The picture raises questions. If that is glowing due to heat, then something bad is happening. But maybe it is a bright light in a translucent pipe or something?
Those don’t look like PVC fittings, so I am guessing it is a metal pipe. The minimal loss of light at the overlapping sections and how it fades makes me think that it is truly incandescent.
For a couple of days a year the plastic flue above my boiler does this - from the sun hitting it at the perfect angle. (Source: once thought my boiler was about to blow up.)
The picture raises questions. If that is glowing due to heat, then something bad is happening. But maybe it is a bright light in a translucent pipe or something?

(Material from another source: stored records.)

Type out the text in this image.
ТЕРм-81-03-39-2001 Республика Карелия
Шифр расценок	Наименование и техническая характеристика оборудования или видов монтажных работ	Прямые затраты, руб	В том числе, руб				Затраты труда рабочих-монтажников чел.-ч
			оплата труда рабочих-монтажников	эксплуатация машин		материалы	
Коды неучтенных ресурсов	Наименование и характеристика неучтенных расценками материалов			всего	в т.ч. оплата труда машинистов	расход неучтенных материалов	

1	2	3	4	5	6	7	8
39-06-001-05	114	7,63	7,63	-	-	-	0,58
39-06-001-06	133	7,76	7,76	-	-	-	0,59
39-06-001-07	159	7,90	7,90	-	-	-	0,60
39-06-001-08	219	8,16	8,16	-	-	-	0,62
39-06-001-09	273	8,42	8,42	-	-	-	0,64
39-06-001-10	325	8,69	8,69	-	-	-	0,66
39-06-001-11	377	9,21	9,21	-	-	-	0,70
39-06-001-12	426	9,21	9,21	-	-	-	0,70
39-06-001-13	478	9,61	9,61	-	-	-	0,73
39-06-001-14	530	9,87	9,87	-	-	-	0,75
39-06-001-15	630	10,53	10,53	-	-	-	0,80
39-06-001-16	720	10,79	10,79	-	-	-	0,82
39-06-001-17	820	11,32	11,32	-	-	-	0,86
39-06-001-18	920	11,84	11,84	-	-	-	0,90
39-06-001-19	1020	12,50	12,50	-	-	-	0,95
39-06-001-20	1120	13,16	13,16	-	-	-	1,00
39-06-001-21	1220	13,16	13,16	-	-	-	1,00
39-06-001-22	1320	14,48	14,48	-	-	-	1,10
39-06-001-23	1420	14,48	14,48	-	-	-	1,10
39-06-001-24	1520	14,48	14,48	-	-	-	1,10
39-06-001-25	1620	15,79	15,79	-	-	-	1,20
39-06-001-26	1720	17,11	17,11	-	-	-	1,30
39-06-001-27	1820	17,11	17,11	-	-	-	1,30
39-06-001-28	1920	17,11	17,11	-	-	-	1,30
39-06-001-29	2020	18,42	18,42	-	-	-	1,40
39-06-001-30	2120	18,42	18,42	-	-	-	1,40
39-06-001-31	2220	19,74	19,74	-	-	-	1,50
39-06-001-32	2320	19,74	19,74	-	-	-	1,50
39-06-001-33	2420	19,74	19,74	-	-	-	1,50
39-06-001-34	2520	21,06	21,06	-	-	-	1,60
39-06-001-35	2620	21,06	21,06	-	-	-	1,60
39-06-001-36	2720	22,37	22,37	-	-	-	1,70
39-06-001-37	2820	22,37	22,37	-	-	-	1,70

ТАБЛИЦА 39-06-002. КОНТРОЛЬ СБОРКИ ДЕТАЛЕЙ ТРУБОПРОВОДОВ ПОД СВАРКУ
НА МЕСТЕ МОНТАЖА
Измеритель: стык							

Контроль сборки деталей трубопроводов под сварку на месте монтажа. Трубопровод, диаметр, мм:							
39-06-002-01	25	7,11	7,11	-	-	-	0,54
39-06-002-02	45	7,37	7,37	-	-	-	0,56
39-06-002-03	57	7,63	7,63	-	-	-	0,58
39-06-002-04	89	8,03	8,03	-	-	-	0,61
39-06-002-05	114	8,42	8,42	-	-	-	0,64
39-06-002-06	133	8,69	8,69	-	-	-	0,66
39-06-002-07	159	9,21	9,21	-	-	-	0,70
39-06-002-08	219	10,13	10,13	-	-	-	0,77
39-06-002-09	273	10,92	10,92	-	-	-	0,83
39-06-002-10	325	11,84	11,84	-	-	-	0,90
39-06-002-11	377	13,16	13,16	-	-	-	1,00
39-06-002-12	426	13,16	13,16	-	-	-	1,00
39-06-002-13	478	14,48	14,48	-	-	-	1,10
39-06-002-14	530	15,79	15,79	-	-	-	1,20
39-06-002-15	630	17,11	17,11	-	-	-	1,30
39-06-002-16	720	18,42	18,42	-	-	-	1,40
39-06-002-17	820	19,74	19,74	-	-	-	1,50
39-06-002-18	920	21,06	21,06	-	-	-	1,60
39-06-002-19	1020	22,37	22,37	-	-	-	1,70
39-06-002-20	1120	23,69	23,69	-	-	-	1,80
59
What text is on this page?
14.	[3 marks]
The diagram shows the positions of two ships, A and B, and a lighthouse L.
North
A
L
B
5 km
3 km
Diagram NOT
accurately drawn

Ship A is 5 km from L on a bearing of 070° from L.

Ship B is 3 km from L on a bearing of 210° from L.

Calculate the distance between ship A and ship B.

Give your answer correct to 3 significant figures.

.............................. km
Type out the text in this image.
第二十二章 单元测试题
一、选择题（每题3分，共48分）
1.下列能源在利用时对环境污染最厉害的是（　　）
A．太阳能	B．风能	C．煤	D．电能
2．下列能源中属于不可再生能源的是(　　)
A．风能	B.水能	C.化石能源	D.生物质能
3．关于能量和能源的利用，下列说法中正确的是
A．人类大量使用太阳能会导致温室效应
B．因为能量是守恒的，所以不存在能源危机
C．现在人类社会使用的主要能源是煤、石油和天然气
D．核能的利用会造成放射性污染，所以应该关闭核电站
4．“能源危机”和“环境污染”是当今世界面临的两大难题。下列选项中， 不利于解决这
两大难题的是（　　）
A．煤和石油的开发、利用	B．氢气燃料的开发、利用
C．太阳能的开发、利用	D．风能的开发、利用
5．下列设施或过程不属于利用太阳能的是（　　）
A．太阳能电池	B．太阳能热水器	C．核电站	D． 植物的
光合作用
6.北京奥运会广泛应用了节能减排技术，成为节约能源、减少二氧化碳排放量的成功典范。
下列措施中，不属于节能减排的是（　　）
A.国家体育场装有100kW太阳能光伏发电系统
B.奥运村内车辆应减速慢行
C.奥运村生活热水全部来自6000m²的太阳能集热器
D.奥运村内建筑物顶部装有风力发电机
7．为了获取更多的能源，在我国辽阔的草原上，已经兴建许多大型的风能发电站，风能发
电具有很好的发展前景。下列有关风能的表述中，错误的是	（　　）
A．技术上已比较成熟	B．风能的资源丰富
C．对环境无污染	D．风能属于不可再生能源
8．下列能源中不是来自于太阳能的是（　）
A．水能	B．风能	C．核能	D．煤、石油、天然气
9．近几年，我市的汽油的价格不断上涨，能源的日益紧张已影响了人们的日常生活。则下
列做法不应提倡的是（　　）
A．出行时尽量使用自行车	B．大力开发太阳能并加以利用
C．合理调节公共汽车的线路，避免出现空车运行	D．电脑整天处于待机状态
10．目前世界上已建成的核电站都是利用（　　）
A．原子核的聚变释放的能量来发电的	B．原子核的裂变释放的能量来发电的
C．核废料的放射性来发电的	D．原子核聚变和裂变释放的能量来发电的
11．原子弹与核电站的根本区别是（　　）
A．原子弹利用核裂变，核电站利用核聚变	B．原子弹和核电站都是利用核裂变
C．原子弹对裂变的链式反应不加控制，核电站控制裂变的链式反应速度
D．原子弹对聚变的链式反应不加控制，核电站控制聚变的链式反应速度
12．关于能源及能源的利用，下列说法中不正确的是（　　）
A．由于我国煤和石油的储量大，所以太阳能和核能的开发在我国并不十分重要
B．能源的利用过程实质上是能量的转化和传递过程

Looks like a bright orange light is shining from below, but I favour the impossible explanation tbh
If it were that, I would expect to see a lot of orange light spill on the ceiling, and a clear shadow of the pipe.
Well, there is light and shadows, but you are right: they both would be much stronger, more clear.
Think sunset coming through a window
Those don’t look like PVC fittings, so I am guessing it is a metal pipe. The minimal loss of light at the overlapping sections and how it fades makes me think that it is truly incandescent.
For a couple of days a year the plastic flue above my boiler does this - from the sun hitting it at the perfect angle. (Source: once thought my boiler was about to blow up.)
Likely a cast iron pipe that has grounded an electrical current. It is in fact, “something bad”.